Spanner is Google’s scalable, multi-version, globally distributed, and synchronously-replicated database. It is the first system to distribute data at global scale and support externally consistent distributed transactions. This paper describes how Spanner is structured, its feature set, the rationale underlying various design decisions, and a novel time API that exposes clock uncertainty. This paper describes how the data is distributed in spanservers, which themselves contain data structures called tablets, which are stored as files in a distributed file system called Colossus (which is GFS 2.0). It describes the data model, which allows hierarchy of tables, where the parent table’s rows are interleaved with the children tables’. The biggest innovation of Spanner is its implementation of timestamp management and linear serializability of transactions via a trusted global time, a system they call TrueTime. TrueTime represents timestamps as an interval, the timestamp +/- some uncertainty concerning the true time.

What I liked about this paper

a. The biggest contribution of the paper is TrueTime. For distributed transactions, a major pain point is providing the concept of wall-clock time to transactions and a lot of work has been done in this area using logical clocks by Lamport et al.
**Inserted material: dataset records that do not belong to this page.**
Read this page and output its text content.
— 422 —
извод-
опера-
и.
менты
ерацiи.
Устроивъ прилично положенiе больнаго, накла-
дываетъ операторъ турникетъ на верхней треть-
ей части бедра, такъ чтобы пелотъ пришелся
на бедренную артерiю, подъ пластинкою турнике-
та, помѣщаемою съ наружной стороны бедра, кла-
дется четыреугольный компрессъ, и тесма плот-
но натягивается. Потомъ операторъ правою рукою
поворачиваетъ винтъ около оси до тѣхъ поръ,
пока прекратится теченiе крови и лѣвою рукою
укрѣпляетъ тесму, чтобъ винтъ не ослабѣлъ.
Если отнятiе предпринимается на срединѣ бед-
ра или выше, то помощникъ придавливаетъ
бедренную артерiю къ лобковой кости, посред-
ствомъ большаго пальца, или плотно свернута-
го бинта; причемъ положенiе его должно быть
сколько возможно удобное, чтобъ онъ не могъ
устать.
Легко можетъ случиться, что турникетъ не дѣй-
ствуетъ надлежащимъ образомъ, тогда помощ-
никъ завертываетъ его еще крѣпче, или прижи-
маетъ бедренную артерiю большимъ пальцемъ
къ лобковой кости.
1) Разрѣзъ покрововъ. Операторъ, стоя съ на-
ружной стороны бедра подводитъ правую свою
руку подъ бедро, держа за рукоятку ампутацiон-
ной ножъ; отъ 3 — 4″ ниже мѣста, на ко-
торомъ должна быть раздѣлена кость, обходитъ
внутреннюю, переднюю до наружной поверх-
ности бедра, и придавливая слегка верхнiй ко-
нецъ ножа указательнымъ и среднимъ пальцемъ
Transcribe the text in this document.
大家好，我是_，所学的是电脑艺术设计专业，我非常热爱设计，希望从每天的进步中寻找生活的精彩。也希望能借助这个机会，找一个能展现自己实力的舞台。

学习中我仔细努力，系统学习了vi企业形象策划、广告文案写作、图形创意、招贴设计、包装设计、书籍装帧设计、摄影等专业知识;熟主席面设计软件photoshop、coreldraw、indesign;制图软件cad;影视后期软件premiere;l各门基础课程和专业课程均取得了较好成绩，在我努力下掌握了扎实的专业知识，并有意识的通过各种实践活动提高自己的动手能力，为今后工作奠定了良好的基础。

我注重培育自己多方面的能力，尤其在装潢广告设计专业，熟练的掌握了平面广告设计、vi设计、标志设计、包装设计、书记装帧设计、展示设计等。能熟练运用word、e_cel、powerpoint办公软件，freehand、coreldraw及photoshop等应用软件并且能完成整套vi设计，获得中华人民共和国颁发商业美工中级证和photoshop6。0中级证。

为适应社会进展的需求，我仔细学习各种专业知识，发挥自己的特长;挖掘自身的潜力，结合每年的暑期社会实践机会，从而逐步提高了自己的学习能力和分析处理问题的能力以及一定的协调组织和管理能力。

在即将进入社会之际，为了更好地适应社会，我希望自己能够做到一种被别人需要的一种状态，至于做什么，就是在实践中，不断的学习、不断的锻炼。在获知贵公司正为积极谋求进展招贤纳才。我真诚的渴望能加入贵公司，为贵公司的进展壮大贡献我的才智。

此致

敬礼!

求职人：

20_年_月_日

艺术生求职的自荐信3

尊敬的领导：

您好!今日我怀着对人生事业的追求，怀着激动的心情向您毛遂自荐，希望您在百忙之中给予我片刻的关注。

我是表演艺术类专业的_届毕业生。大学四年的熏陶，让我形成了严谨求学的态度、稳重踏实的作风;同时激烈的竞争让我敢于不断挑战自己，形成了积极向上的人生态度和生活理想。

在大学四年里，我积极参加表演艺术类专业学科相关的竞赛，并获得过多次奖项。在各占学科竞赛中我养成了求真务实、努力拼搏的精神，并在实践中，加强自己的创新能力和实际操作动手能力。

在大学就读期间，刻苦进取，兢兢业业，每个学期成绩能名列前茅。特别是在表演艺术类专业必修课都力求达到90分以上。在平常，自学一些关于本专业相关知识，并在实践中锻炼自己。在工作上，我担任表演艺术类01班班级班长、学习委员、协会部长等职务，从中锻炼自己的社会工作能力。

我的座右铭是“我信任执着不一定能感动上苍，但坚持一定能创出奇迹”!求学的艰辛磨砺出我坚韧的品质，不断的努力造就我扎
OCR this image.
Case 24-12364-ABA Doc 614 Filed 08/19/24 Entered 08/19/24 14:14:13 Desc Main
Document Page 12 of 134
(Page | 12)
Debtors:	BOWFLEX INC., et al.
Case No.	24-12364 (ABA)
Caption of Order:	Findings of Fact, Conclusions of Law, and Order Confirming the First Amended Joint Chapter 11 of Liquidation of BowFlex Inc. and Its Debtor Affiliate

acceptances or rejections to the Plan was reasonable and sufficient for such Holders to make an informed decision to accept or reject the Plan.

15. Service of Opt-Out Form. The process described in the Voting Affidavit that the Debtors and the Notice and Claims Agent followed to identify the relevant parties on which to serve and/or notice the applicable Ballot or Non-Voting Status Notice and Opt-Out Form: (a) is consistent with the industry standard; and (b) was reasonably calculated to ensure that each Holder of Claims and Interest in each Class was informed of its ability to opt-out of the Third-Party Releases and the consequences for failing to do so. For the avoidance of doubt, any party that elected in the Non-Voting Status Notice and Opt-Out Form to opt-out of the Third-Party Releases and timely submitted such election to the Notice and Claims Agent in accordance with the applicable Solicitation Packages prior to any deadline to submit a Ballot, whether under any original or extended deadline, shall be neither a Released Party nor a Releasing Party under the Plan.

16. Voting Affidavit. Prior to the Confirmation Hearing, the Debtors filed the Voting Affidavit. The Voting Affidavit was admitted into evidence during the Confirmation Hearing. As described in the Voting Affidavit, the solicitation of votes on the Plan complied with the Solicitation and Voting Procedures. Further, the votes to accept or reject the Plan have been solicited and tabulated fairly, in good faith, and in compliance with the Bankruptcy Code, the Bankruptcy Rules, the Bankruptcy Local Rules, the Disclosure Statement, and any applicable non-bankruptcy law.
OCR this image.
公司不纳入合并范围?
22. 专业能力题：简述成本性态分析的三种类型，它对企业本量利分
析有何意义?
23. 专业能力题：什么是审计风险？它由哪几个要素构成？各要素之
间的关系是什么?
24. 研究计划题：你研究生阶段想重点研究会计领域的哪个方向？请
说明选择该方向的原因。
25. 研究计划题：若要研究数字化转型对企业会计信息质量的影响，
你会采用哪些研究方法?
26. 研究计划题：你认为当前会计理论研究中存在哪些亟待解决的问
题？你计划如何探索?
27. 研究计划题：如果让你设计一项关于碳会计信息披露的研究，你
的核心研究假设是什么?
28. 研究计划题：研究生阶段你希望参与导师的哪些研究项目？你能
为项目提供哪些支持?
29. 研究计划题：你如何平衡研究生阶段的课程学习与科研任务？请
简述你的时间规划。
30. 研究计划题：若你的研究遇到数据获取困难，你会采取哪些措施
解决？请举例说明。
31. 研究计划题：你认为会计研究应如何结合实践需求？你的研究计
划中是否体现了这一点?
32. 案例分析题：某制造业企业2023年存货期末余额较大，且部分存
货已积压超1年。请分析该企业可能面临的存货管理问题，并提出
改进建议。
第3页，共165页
But TrueTime provides linear serializability of transactions via a trusted global time system which is really innovative.
b. There is a strong use of data locality using the concept of buckets. Data are stored in tablets, which are also classified into different “buckets”. Applications can control the locality of data by carefully assigning keys to the data, thereby potentially lowering latency.
c. Despite being a predominantly systems paper, the work has a lot of theoretical underpinnings which is impressive. The authors have worked through the difficult concepts of externally consistent transactions, and providing global time. Also the evaluation methodology is pretty good, I especially liked the part where they give a good idea of the scalability of the 2 phase commit protocol.

Critical comments

a. Spanner doesn’t support the full SQL semantics which might be useful for applications like Ads databases (given in the paper). For instance, it doesn’t support secondary indices which are crucial for performance critical operations.
b. The system relies on clock time for ordering its transactions. Agreed that TrueTime is very robust and well thought through- but what will happen in case of clock failure or incorrect working of clocks in local machines (maybe they have some clock skew?)
c. Write operations use Paxos for consensus, which provides strong consistency but at the cost of latency increase for each transaction.

Questions

a. How is the performance of Spanner for advanced relational DB operations like JOINs?
b. What will happen to TrueTime (and distributed Txns) in case of clock failure or incorrect working of clocks in local machines (maybe they have some clock skew?)
c. How can we do data sharding in Spanner to achieve high read/write throughput?